P.S. what about words with dashes in them - should there be a separation symbol before and after the dash? --Yurik (talk) 20:56, 6 August 2019 (UTC)
- I suppose there might be different rules depending on the language. In Danish, there are even two main rules of hyphenation. Hyphenation in connection a dash would always (I think) be after the dash in Danish. In principle you can have one letter on one line in Danish, e.g., "æ-ble" [3]. In Danish, the syllable boundary does not necessarily fall together with the hyphenation (dependent on what you call a syllable), e.g., æb-le or "æ-ble" is ok [4]. — Finn Årup Nielsen (fnielsen) (talk) 20:14, 11 August 2019 (UTC)

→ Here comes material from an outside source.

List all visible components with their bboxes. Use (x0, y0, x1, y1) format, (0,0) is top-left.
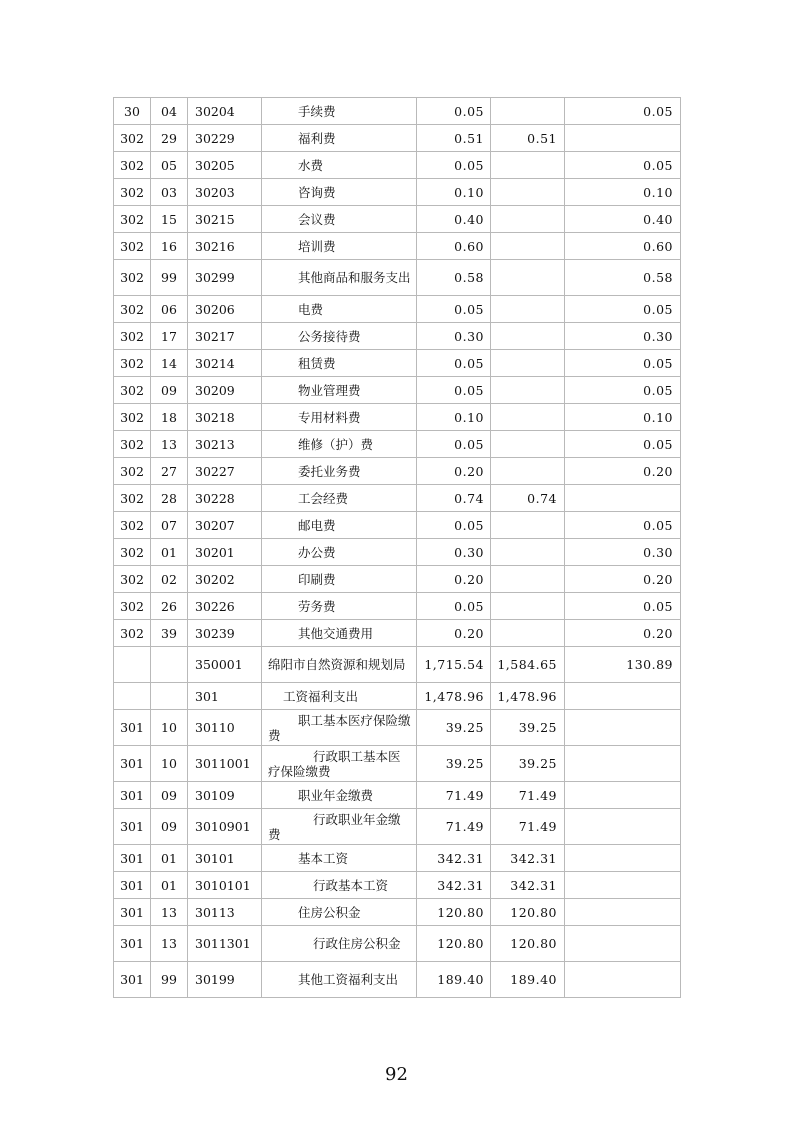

- @Fnielsen: there might be different rules per language, but can we assume that no language needs to store both the hyphenation and the syllables as part of the word info? Or are they too different and both need to be stored? --Yurik (talk) 21:45, 11 August 2019 (UTC)
- Probably different. I suppose English has strange (to Russian reader) rules of hyphenation and they don't correspond to syllabification too. By the way, in Russian there can be several hyphenations in one word (ду-блет и дуб-лет) while syllables are more unique. --Infovarius (talk) 09:39, 13 August 2019 (UTC)
- Another example (yes, about 1 hanging letter): е·щё as for syllables vs. ещё as for hyphenation. So, the question is still on agenda: Is this property for hyphenation or syllabification? And how to express the other? --Infovarius (talk) 10:23, 5 September 2024 (UTC)
- @Fnielsen: there might be different rules per language, but can we assume that no language needs to store both the hyphenation and the syllables as part of the word info? Or are they too different and both need to be stored? --Yurik (talk) 21:45, 11 August 2019 (UTC)
Forms with dash
[edit]I wonder how Wikidata lexeme editors are handling the case where there is a dash in the form. Take the Danish lexeme e-mail (L235600). Here the form "e-mail" can be hyphenated at the dash. I have now indicated that with a hyphenation character "e-‧mail", but perhaps that should be done in another way? E.g., by just "e-mail"? I cannot recollect any Danish word where it cannot be hyphenated after a dash. — Finn Årup Nielsen (fnielsen) (talk) 17:41, 6 October 2024 (UTC)